American gynecologist (1845–1921)

Matthew Derbyshire Mann (July 12, 1845 – March 2, 1921) was an American gynecologist and one of the surgeons who operated on President William McKinley after he was shot on the grounds of the Pan-American Exposition on September 6, 1901, in Buffalo, New York, by anarchist Leon Czolgosz.

==Early life==
Matthew Derbyshire Mann was born on July 12, 1845, in Utica, New York, Emma and New York State Senator Charles Addison Mann.

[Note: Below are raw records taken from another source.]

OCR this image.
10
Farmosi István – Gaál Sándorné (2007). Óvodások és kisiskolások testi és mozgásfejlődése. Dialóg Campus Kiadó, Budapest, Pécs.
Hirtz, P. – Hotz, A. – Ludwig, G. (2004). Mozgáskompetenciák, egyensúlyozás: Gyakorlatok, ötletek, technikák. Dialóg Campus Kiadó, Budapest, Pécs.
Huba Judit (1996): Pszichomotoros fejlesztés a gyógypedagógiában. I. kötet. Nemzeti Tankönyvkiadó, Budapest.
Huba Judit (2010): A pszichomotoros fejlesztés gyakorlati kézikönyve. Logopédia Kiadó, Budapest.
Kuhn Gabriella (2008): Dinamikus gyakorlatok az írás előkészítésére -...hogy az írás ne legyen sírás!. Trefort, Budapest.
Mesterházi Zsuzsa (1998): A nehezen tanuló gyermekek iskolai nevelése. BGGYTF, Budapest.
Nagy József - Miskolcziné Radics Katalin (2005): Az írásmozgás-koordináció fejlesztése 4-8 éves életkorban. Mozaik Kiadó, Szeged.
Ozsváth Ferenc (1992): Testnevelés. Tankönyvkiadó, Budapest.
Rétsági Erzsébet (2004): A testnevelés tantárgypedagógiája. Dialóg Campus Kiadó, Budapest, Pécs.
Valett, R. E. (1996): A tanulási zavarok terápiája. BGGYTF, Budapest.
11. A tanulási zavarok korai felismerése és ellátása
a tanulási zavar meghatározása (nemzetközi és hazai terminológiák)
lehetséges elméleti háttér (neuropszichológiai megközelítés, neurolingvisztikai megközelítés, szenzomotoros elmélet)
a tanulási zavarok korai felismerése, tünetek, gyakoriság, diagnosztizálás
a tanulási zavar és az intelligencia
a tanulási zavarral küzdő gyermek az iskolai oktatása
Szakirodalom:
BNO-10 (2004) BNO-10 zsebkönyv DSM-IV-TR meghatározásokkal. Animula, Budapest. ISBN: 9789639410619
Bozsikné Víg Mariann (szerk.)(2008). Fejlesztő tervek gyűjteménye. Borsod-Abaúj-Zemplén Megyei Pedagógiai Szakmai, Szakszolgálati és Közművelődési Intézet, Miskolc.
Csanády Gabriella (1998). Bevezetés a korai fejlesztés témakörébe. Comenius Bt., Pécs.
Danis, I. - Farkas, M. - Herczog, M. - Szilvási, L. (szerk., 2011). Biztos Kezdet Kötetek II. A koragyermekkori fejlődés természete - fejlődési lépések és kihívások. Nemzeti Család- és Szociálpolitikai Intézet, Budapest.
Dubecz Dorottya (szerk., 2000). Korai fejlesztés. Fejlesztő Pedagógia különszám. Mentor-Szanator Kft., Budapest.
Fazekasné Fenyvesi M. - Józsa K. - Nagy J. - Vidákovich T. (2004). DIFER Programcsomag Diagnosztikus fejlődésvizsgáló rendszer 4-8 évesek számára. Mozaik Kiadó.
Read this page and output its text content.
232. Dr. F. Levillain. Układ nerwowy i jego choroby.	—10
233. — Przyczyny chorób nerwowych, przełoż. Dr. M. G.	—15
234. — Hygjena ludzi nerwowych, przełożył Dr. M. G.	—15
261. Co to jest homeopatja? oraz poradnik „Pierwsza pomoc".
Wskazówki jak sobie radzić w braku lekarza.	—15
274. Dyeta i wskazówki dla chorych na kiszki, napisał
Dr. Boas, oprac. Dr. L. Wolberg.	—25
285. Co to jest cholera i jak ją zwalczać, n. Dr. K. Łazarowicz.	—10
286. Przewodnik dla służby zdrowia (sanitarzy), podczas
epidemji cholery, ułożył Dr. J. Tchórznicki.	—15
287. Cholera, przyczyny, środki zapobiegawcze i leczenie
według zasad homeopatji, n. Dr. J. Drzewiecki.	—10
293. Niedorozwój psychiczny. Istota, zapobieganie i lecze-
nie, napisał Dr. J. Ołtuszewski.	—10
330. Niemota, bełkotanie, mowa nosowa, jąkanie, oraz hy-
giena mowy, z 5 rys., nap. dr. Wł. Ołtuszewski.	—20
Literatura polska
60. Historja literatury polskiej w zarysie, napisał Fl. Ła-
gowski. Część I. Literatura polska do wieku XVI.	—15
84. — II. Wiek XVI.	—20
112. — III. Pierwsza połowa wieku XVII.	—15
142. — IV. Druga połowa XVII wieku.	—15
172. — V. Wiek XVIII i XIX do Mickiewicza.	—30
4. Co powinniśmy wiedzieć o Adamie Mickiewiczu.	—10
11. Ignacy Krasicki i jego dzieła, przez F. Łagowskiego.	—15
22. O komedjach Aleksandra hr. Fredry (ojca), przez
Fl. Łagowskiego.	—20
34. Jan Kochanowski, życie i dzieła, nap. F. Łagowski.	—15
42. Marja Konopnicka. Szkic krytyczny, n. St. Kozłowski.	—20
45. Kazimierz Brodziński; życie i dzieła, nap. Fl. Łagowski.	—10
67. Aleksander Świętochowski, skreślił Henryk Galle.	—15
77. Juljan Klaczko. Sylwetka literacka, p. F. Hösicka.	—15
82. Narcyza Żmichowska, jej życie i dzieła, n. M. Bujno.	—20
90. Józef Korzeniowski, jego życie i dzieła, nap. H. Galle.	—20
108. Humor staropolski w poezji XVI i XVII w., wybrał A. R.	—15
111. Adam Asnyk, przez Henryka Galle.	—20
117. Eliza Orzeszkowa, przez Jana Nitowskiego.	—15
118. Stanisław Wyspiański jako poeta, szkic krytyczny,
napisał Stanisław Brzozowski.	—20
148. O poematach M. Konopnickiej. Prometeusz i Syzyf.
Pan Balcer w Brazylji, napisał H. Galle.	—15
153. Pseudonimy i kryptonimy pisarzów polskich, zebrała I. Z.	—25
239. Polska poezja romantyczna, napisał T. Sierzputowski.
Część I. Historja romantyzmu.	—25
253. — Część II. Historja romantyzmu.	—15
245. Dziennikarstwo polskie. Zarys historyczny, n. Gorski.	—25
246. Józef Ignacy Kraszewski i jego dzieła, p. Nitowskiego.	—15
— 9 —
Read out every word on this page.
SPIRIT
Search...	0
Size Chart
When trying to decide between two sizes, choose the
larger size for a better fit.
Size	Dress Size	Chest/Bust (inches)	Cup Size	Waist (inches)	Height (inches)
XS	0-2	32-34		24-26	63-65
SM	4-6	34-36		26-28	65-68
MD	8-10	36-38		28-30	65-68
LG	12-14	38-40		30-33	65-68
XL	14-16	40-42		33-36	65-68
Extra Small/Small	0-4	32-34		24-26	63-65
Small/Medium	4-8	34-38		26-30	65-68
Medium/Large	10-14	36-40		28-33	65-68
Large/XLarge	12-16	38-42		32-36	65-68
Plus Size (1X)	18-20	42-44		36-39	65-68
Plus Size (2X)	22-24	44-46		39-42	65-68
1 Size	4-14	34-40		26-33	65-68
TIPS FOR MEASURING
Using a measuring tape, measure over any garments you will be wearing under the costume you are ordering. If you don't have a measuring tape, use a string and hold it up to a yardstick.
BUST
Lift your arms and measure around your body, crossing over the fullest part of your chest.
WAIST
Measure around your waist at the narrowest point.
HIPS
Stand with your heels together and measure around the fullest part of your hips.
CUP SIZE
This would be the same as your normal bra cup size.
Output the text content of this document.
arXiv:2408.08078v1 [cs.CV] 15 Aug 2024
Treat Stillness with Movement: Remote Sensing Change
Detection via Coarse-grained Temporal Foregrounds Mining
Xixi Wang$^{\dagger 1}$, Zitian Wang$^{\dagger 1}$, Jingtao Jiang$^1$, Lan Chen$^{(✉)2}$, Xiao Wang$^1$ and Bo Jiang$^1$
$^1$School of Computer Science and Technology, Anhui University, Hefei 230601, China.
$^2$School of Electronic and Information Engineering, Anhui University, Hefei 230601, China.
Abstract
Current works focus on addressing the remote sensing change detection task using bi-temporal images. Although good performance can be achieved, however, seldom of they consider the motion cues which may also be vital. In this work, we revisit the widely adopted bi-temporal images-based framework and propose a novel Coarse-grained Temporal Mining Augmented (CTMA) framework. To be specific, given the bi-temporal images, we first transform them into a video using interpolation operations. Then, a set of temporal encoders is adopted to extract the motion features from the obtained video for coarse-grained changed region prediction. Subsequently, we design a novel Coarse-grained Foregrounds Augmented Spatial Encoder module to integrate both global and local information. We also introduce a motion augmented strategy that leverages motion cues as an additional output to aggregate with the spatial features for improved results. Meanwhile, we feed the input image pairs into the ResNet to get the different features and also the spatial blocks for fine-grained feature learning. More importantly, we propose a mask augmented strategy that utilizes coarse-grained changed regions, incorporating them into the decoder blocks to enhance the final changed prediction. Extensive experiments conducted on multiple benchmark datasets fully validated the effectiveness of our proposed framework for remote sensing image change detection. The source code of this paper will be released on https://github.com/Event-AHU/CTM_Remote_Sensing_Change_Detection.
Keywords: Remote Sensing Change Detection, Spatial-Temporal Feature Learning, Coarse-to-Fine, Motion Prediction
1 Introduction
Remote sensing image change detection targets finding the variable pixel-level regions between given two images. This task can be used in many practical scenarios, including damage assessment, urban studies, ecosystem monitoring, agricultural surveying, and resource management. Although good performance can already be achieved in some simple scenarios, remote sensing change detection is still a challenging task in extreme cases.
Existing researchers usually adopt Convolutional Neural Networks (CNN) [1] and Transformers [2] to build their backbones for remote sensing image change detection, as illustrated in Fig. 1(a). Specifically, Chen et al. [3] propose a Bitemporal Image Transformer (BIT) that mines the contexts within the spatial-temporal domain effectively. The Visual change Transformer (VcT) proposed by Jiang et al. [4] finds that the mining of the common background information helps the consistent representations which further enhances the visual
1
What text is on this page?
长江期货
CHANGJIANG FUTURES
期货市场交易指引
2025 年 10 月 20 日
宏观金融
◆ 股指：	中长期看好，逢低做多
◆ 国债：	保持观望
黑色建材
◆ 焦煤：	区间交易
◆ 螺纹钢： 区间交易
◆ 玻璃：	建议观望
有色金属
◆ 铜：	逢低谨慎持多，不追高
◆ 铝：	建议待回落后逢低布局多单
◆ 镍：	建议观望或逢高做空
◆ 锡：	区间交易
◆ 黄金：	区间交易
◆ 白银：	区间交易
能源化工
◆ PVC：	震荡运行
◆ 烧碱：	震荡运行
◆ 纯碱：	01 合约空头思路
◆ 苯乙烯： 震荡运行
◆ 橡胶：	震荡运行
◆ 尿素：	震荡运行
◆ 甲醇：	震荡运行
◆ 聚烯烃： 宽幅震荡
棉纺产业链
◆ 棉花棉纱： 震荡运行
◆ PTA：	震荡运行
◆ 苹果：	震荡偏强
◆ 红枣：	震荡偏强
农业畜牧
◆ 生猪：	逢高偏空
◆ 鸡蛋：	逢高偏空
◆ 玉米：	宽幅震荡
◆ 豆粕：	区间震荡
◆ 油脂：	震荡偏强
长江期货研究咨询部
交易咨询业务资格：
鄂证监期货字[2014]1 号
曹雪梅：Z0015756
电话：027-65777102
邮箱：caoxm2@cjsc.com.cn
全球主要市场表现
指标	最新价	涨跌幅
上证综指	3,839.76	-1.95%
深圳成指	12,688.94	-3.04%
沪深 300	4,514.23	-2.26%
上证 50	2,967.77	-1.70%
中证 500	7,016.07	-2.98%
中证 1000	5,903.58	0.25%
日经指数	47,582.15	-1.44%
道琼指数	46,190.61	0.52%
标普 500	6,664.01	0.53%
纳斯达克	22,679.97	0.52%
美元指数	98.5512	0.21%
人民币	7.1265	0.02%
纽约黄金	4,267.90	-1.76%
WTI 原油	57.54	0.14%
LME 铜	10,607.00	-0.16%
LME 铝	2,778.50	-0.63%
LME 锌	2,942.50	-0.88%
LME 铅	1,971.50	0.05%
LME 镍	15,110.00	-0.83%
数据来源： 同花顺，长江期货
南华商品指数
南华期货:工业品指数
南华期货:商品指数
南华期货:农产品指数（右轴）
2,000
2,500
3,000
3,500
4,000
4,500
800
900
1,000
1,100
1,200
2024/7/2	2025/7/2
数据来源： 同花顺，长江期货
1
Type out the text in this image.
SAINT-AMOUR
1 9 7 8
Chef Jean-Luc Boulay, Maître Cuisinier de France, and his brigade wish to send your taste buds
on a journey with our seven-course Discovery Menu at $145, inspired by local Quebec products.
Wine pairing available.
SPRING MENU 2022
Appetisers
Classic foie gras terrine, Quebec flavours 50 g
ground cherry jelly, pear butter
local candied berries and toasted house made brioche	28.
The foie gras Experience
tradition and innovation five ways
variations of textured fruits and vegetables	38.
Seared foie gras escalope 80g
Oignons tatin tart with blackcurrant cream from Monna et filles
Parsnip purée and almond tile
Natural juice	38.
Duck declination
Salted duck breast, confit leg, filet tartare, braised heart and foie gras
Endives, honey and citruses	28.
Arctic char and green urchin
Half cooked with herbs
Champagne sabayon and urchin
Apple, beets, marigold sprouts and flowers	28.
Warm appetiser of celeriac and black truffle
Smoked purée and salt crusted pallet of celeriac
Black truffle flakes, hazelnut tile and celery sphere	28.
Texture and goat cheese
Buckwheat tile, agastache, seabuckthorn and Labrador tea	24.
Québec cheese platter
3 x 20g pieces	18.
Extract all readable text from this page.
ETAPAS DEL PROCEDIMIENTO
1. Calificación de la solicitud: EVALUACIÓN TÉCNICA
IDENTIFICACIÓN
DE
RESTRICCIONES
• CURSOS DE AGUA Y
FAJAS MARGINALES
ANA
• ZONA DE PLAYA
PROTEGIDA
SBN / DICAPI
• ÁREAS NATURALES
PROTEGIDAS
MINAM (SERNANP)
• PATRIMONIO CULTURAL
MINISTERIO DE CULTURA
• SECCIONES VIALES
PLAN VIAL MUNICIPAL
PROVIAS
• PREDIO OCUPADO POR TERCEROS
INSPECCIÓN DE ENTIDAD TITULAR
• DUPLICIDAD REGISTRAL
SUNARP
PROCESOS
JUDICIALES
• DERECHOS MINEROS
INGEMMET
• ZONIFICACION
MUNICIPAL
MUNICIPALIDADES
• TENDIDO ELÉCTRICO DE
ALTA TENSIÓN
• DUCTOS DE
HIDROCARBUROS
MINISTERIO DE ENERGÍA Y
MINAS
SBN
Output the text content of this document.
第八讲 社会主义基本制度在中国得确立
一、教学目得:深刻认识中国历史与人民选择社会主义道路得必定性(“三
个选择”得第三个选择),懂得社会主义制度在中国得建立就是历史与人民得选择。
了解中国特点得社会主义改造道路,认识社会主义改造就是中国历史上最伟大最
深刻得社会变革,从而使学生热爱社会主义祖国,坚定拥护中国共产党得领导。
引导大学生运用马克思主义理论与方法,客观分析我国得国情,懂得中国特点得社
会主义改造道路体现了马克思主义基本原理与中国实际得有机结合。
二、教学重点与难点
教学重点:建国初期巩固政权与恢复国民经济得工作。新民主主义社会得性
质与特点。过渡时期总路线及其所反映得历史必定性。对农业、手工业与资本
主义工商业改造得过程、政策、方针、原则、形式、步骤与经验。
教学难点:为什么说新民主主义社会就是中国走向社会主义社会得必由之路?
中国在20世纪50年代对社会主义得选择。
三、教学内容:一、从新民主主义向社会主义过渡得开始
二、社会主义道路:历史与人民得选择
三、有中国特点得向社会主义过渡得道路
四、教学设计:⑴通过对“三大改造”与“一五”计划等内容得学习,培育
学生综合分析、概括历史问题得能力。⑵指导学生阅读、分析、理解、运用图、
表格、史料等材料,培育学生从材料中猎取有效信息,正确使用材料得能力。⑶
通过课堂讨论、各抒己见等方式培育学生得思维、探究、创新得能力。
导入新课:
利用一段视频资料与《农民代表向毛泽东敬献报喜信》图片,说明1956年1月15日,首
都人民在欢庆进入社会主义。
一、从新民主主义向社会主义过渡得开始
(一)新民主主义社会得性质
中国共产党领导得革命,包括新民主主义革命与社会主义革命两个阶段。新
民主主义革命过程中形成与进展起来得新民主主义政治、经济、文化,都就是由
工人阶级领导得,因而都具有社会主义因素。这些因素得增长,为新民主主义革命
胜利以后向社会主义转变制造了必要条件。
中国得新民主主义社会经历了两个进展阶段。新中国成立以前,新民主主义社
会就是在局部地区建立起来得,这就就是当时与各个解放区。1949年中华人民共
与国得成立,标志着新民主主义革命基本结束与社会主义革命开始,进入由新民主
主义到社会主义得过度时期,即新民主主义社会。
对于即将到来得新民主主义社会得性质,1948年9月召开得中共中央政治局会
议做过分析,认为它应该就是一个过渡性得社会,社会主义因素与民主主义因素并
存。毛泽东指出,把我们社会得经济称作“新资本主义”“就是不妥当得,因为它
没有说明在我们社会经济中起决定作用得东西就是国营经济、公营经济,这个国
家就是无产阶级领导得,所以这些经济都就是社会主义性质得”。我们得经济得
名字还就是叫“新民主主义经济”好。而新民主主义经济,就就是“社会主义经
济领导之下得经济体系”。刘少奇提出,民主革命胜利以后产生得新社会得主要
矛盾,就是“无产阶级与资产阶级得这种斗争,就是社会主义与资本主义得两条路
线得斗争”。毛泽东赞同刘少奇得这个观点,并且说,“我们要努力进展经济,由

He graduated from Yale University with a Bachelor of Arts in 1867 and a Master of Arts in 1870. He graduated from the Columbia University College of Physicians and Surgeons in 1871 with a Doctor of Medicine. After two years of study in Europe, he practiced in New York until 1879, then in Hartford, Connecticut, until 1882. From 1880 to 1882, he was a clinical lecturer at Yale.

==Career==
Mann moved to Buffalo and taught as a professor of obstetrics and gynecology at the University of Buffalo until he retired in 1910. He was affiliated with the Democratic Party. He was appointed by Buffalo mayor James N. Adam as a member of the commission to revise the charter of Buffalo. He also served as park commissioner of Buffalo.

In 1894, Mann began working as a consulting gynecologist and obstetrician at the Buffalo General Hospital. In 1894, he was president of the American Gynecological Society. He edited an American System of Gynecology (two volumes, 1887–1888), and wrote Immediate Treatment of Rupture of the Perineum (1874) and Manual of Prescription Writing (1878; sixth edition, revised, 1907).

Mann operated on President William McKinley after he was shot on the grounds of the Pan-American Exposition on September 6, 1901.

==Personal life==
Mann married Elizabeth Pope on November 11, 1869, in St. Paul, Minnesota. They had seven children, Ethel, Edward Cox, Arthur S., Paul F., Matthew D. Jr., Alan N. and Richard They lived on Allen Street in Buffalo. He was senior warden of St. Paul's Episcopal Church.

Mann died in Buffalo on March 2, 1921. He was cremated and interred in Forest Lawn Cemetery.